The UAE post-tax premium. The structural advantage of the UAE market for senior AI researchers is the zero personal income tax. A Foundation Model Researcher earning $290,000 in Abu Dhabi at G42 or TII retains every dollar. The same researcher earning $620,000 in San Francisco retains approximately $390,000 after federal and California state income tax. The post-tax gap narrows to $100,000 — and the $100,000 gap is partially offset by housing allowance ($24,000–$36,000 annually at senior levels in UAE sovereign-tech employers) and relocation support. For candidates who can credibly compare the frontier-lab offer with the UAE sovereign offer, the total post-tax package differential is smaller than the headline USD figures imply.
How we ranked
The Top 25 Highest-Paid AI Roles H1 2026 is scored across 3 dimensions:
- Total Compensation (60%) — median base + annualized equity + target bonus, sourced from Levels.fyi public submissions (Jan–Jun 2026, n=2,800+ AI-title filtered), Glassdoor salary reports (Jun 2026), and ENTRA Salary Survey H1 2026 (n=340 verified respondents). Anthropic/OpenAI public comp announcements and Mercor contractor rate surveys used as cross-reference.

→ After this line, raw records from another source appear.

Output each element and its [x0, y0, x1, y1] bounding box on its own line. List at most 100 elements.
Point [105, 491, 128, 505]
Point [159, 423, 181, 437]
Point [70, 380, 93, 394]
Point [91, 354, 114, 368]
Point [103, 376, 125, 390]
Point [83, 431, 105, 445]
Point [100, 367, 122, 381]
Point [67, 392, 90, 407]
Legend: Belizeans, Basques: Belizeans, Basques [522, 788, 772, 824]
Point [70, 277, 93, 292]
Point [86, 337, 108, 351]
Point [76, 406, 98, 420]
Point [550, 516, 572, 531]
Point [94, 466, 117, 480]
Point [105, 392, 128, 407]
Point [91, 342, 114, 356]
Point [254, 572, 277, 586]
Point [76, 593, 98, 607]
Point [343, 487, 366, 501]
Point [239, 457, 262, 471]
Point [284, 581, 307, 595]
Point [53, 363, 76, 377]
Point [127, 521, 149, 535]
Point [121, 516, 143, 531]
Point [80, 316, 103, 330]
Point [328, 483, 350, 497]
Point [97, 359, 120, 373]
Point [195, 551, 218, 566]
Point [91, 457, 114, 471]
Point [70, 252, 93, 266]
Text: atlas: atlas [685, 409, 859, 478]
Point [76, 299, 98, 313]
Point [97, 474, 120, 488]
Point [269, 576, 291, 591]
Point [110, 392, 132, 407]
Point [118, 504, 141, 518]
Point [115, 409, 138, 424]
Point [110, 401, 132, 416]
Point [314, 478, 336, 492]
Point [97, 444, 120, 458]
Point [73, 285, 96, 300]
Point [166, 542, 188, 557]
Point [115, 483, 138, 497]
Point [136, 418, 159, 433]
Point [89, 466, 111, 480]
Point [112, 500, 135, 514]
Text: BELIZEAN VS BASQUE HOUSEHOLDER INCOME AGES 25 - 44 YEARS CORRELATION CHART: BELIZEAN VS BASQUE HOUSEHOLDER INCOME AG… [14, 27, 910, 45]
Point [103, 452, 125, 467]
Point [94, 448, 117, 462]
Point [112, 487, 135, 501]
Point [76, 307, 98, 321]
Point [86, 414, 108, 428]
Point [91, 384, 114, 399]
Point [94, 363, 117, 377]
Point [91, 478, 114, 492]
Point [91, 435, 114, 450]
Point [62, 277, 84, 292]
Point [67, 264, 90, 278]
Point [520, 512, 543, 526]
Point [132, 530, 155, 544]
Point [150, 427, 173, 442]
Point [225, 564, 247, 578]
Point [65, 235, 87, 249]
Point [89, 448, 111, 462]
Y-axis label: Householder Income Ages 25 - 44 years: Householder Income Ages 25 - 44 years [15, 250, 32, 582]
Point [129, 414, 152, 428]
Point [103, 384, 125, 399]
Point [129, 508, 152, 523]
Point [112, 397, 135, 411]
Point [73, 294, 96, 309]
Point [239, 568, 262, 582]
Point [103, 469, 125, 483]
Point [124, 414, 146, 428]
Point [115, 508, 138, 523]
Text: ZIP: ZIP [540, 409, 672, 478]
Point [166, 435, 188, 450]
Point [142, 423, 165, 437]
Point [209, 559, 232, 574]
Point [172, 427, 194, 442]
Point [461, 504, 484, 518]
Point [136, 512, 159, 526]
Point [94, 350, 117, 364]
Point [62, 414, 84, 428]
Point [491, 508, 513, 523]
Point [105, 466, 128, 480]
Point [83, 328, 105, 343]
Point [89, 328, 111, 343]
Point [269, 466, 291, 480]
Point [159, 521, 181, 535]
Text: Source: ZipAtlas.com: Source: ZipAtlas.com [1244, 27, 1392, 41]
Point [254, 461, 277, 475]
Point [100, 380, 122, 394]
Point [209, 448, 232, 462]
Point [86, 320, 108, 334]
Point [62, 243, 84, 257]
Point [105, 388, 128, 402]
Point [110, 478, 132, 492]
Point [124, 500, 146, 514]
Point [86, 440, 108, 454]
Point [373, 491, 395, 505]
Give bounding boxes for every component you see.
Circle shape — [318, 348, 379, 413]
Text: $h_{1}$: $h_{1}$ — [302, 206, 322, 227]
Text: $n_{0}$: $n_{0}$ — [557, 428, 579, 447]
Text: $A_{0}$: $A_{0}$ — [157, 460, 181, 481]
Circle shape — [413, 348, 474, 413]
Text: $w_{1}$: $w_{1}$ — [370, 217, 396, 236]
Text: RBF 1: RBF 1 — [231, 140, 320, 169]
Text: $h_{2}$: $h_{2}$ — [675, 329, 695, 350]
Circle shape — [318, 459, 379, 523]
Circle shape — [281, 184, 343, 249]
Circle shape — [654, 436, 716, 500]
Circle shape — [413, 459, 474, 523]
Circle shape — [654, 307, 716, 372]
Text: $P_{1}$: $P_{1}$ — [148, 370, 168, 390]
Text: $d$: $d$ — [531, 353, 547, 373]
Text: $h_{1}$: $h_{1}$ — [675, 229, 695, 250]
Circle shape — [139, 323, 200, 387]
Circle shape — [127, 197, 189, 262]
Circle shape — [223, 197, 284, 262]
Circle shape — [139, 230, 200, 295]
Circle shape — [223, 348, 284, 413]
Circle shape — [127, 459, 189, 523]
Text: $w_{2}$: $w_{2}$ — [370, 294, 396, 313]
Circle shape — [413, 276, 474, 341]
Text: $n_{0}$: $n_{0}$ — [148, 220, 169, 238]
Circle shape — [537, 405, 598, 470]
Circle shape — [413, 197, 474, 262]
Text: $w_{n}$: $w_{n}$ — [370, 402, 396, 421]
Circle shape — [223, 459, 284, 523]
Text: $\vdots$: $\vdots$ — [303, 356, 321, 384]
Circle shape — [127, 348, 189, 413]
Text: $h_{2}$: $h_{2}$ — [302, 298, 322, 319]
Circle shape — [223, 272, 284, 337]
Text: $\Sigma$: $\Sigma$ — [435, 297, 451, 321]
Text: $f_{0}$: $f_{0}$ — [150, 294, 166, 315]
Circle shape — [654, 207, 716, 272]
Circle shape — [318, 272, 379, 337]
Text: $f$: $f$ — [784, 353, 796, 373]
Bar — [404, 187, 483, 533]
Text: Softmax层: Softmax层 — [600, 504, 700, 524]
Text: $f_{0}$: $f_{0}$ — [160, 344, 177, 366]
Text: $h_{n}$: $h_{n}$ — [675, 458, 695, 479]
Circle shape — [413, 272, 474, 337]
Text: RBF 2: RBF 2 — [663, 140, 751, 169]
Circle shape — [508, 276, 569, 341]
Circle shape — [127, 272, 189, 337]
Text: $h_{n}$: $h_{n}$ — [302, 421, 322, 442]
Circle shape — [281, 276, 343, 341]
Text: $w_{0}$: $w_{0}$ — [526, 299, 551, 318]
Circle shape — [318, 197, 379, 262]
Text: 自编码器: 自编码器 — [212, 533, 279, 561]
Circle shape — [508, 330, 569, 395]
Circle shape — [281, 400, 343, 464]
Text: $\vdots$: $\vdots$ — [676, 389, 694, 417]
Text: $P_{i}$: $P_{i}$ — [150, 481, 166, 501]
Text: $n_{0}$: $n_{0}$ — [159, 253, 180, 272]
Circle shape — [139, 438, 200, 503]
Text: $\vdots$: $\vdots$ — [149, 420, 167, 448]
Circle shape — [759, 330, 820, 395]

- Compensation Ceiling (20%) — p90 total comp per role, capturing the earning potential for top performers. Sourced from Levels.fyi p90 band, ENTRA panel disclosed offers, and frontier-lab public band disclosures.
- Demand Heat (20%) — number of open postings indexed across LinkedIn, Indeed, and Greenhouse (30-day rolling average, June 2026). Scored 1–10 relative to the universe of 25 roles.
Data window: January 1 – June 5, 2026 Sample size: 340 verified ENTRA survey respondents + 2,800+ Levels.fyi submissions filtered for AI titles Year-over-year delta: computed against ENTRA Salary Survey H2 2025 where applicable.
Limitations:
- Private company equity is estimated from public funding rounds and comparable benchmarks; actual vested value may differ significantly.
- Roles at fewer than 5 companies in our dataset are marked with ⚡ (limited sample): Constitutional AI Researcher, Neural Architecture Search Researcher, and AI Benchmark Engineer. Treat these figures as directional benchmarks.
- Contractor roles (AI Trainer, RLHF Specialist contractor tier) annualize at median billed hours; high-output contractors at p90 may earn materially above tabulated figures.
Inquiries about methodology: methodology@entracareers.com
What's next
The H2 2026 refresh of this index will publish in December 2026. Three variables are likely to move the rankings materially. First, the frontier-lab inference-efficiency race: if inference-time compute investment continues to grow at the H1 2026 rate, LLM Training Engineer and RL Engineer demand will sustain at 9–10/10 into year-end and median comp may clear $500,000 for both roles. Second, the EU AI Act compliance cycle: AI Security Engineer and Eval/Red Team Lead rankings may climb as the regulation's technical-security requirements generate a new wave of enterprise demand for these profiles — currently a government-and-frontier-lab premium, potentially a mass-market title by H2. Third, the physical-intelligence wave: Robotics AI Engineer and Autonomous Systems Engineer are the two roles in this index most likely to break into the top 10 by December if the Series B and C funding rounds for physical-intelligence labs translate into senior hiring at the rate their term sheets imply. Watch the Levels.fyi robotics AI subcategory as the leading indicator; when it crosses $380,000 median, the H2 reranking will reflect it.